Conforme los antecedentes que ilustran el expediente se colige que Juan Miro Jorge Garafulic Muzevic en representación legal de la empresa Plus Comagro S.R.L. dentro la “acción” incoada por Freddy Castro Jiménez, por la vía incidental el 15 de junio de 2021, planteó recusación contra Mirian Rossel Terrazas y Oscar Jesús Menacho Angeleri Vocales de la Sala Civil, Comercial, Familiar, Niñez y Adolescencia y Violencia Intrafamiliar o Domestica y Pública Primera del Tribunal Departamental de Justicia de Santa Cruz,; autoridades judiciales que pronunciaron el Auto  09 de 25 de igual mes y año, por el cual NO SE ALLANARON a la recusación interpuesta, disponiendo que se remita la misma ante la Sala siguiente en número de materia, conforme a lo señalado en el art. 353.III de la CPC.

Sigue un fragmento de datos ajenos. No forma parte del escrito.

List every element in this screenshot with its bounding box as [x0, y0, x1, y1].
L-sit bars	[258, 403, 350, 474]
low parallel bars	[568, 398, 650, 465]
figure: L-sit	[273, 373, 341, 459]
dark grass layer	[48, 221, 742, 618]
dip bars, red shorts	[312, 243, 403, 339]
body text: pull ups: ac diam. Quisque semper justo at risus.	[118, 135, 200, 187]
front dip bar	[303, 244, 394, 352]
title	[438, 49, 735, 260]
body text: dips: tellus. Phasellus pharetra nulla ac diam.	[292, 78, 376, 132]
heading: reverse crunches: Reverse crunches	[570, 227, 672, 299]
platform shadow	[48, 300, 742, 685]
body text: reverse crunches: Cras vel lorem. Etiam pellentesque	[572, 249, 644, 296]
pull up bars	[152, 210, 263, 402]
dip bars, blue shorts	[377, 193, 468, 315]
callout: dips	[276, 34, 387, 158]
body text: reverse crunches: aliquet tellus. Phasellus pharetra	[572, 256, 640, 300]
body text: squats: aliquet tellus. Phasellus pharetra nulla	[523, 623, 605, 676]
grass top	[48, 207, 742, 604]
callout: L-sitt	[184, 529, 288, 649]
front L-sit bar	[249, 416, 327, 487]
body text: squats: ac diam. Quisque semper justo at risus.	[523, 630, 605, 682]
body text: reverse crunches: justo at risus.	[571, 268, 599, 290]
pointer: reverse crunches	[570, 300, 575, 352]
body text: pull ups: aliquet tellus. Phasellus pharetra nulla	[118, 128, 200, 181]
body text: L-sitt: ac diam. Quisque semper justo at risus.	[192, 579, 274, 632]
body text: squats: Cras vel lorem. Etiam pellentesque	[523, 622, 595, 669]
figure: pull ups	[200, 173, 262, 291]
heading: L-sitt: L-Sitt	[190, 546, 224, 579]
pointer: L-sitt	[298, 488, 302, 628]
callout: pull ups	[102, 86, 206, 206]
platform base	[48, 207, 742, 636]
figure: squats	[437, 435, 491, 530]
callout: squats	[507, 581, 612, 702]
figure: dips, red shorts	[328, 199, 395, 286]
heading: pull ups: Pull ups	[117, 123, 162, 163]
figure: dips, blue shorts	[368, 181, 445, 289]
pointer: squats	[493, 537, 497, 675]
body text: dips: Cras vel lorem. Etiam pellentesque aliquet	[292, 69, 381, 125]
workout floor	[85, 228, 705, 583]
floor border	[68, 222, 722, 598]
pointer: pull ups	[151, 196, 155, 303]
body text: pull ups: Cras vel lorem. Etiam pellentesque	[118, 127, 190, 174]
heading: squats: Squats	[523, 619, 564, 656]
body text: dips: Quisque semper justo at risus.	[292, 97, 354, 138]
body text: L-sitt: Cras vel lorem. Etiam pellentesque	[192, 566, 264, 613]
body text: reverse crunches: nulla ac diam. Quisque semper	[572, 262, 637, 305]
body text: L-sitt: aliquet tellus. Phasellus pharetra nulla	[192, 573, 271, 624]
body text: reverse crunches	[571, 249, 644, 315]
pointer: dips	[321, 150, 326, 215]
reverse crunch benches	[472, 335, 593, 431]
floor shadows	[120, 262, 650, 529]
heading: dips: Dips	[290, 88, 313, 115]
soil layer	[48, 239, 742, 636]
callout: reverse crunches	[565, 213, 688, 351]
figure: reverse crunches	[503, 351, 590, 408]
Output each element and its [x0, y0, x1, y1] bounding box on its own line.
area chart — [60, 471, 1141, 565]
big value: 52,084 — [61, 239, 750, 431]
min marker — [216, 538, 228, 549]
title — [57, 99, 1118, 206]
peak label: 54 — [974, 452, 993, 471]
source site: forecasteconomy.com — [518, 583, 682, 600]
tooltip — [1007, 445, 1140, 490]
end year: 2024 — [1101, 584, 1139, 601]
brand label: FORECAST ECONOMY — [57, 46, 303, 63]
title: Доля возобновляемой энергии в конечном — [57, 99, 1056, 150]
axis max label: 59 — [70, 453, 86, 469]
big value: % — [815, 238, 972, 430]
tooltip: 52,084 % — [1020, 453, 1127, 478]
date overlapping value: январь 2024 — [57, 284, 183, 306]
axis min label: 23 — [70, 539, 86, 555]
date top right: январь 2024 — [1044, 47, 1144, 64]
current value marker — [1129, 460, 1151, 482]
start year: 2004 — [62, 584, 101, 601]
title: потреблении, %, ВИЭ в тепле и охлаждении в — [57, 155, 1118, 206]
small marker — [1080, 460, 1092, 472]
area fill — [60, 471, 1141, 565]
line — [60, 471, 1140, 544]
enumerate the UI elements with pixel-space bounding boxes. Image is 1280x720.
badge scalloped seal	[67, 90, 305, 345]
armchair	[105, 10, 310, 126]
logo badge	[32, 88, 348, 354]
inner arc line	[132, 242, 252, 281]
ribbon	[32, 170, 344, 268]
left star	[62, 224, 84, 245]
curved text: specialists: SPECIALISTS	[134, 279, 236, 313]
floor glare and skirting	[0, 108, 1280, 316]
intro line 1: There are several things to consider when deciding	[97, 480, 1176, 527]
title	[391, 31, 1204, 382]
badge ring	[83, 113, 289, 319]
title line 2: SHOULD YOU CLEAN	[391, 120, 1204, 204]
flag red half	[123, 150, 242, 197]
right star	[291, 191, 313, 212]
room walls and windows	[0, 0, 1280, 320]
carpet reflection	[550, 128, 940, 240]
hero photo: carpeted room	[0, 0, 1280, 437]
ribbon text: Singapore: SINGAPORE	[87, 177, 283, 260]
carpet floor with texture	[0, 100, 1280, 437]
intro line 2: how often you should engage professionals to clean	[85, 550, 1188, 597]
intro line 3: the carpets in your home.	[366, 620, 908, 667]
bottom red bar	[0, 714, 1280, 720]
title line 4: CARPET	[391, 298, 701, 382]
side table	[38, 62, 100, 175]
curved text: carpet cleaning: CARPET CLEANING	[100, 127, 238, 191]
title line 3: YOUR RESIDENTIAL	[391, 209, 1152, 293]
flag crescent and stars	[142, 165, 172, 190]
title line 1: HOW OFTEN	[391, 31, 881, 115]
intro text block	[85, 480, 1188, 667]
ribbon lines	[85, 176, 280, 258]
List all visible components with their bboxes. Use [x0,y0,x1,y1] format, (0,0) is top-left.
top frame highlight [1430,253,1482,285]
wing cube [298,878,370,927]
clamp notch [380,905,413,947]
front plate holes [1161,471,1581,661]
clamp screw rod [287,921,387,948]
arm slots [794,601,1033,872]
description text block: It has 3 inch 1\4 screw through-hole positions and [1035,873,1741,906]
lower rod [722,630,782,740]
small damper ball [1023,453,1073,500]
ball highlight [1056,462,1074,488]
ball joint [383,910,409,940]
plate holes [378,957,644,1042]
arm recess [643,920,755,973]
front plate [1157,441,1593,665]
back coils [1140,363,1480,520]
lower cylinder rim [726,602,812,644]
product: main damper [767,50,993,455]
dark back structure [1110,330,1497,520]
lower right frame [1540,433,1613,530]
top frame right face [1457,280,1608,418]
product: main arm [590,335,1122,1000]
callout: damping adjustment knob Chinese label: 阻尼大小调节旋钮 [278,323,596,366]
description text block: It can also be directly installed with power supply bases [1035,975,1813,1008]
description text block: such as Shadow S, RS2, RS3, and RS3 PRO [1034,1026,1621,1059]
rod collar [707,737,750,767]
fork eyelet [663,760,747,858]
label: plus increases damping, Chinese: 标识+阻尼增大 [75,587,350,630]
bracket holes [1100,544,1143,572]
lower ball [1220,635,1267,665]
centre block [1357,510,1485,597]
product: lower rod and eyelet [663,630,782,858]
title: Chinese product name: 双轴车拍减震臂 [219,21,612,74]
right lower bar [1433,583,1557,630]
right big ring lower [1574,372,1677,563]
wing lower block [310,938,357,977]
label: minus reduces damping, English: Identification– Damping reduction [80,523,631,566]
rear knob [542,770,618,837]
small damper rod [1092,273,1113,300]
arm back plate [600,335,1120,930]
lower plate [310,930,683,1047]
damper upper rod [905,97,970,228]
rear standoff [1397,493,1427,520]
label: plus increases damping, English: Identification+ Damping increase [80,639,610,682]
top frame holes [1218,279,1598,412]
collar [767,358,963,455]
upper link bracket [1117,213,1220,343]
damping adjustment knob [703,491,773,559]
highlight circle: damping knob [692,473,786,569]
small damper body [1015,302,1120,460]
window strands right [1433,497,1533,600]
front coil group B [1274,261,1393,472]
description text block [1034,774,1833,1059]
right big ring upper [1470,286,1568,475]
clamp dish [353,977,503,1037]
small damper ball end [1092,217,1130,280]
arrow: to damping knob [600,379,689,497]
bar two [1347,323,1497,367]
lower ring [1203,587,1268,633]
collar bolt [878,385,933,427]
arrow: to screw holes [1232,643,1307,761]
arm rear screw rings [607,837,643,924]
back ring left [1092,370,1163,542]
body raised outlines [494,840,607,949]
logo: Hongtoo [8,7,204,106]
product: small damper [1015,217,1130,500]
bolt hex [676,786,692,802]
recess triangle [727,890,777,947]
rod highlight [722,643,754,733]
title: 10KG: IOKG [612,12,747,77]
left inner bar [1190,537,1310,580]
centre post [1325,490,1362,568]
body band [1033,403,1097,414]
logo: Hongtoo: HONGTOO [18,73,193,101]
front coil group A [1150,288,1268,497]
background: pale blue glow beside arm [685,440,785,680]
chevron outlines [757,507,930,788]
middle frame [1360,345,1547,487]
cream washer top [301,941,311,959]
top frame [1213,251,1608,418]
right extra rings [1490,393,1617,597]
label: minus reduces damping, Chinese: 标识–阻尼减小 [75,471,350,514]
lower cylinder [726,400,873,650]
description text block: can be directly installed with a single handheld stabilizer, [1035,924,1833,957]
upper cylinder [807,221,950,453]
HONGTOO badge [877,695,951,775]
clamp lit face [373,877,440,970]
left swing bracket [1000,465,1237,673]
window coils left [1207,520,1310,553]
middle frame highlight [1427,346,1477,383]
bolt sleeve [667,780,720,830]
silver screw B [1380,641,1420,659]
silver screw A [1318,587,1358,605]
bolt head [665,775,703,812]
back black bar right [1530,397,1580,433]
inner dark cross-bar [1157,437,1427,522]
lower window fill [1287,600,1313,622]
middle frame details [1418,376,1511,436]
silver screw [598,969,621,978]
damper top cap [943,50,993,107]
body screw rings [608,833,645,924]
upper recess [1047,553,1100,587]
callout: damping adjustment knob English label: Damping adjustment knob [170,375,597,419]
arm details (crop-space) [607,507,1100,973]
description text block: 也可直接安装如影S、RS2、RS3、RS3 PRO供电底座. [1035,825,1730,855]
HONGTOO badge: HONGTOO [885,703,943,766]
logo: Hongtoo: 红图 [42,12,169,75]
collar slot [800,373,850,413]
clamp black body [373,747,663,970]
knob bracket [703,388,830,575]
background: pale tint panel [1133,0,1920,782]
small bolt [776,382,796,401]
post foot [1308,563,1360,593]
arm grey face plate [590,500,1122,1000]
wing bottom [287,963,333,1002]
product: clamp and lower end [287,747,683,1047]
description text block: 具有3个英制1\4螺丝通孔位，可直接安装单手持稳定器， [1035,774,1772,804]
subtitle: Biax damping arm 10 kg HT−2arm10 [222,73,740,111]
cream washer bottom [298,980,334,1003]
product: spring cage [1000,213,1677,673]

La Sala Civil, Comercial, Familiar, Niñez y Adolescencia y Violencia Intrafamiliar o Domestica y Pública Cuarta del Tribunal Departamental de Justicia de Santa Cruz, que tomó conocimiento de la recusación deducida por  Juan Miro Jorge Garafulic Muzevic en representación legal de la empresa Plus Comagro S.R.L., dictó el Auto de Vista 00010/2021, determinando que al ser manifiestamente improcedente RECHAZAN sin más trámite la recusación contra sus similares de la Sala Primera del mismo Tribunal.

En el caso concreto se realiza la contrastación de lo expuesto en el memorial de recusación de 15 de junio de 2021 presentado por la empresa accionante Plus Comagro S.R.L. contra los Vocales de la Sala Civil, Comercial, Familiar, Niñez y Adolescencia y Violencia Intrafamiliar o Domestica y Pública Primera del Tribunal Departamental de Justicia de Santa Cruz, quienes no se allanaron a la misma, dando lugar a que se remitan los actuados ante la Sala siguiente la cual pronunció el Auto de Vista 00010/2021 que declaró improcedente y rechazó la recusación planteada; en consecuencia, se verificará si las denuncias sobre la falta de fundamentación, motivación y valoración de la prueba son evidentes, para lo cual extraeremos lo más relevante al caso que nos ocupa; en ese orden de cosas se describirá lo resuelto por los Vocales demandados al emitir el Auto de Vista citado, así se tiene en los fundamentos y motivos que sustentan su decisión lo siguiente:

“Que, respecto a la causal de recusación del art. 347-4 del CPC, este Tribunal revisor verifica que la parte recusante aduce que los vocales demandados tienen demostrada enemistad para con sus abogados patrocinantes de la empresa Plus Comagro SRL. (Los abogados Derrick Monroy Zepek y Daniel Flores Mendoza), adjuntando como prueba: 1) el Auto de Vista N° 1471/2021 de 16 de abril de 2021, emitidos por los demandados dentro del proceso ejecutivo signado como Exp. 31/21 y nurej 70294651, que fue dejado sin efecto por la Sala Constitucional Segunda, en fecha 31 de mayo de 2021 (pruebas de fs. 4 a 21 del cuaderno remitido en consulta), 2) una denuncia penal interpuesta por los referidos abogados contra el Vocal Dr. Oscar Menacho Angeleri, que fue ganado en todas sus instancia, a pesar del capricho desmedido e interesado en el caso, que acredito la enemistad evidente (prueba de fs. 23 a 29 del cuaderno de consulta), y 3) un memorial de recusación ante Sala Civil de los vocales demandados, dentro del Exp. 31/21 con nurej 70294651, por presuntos hechos irregulares cometidos que inclusive podrían servir como indicios penales, pudiendo repetirse en el presente proceso.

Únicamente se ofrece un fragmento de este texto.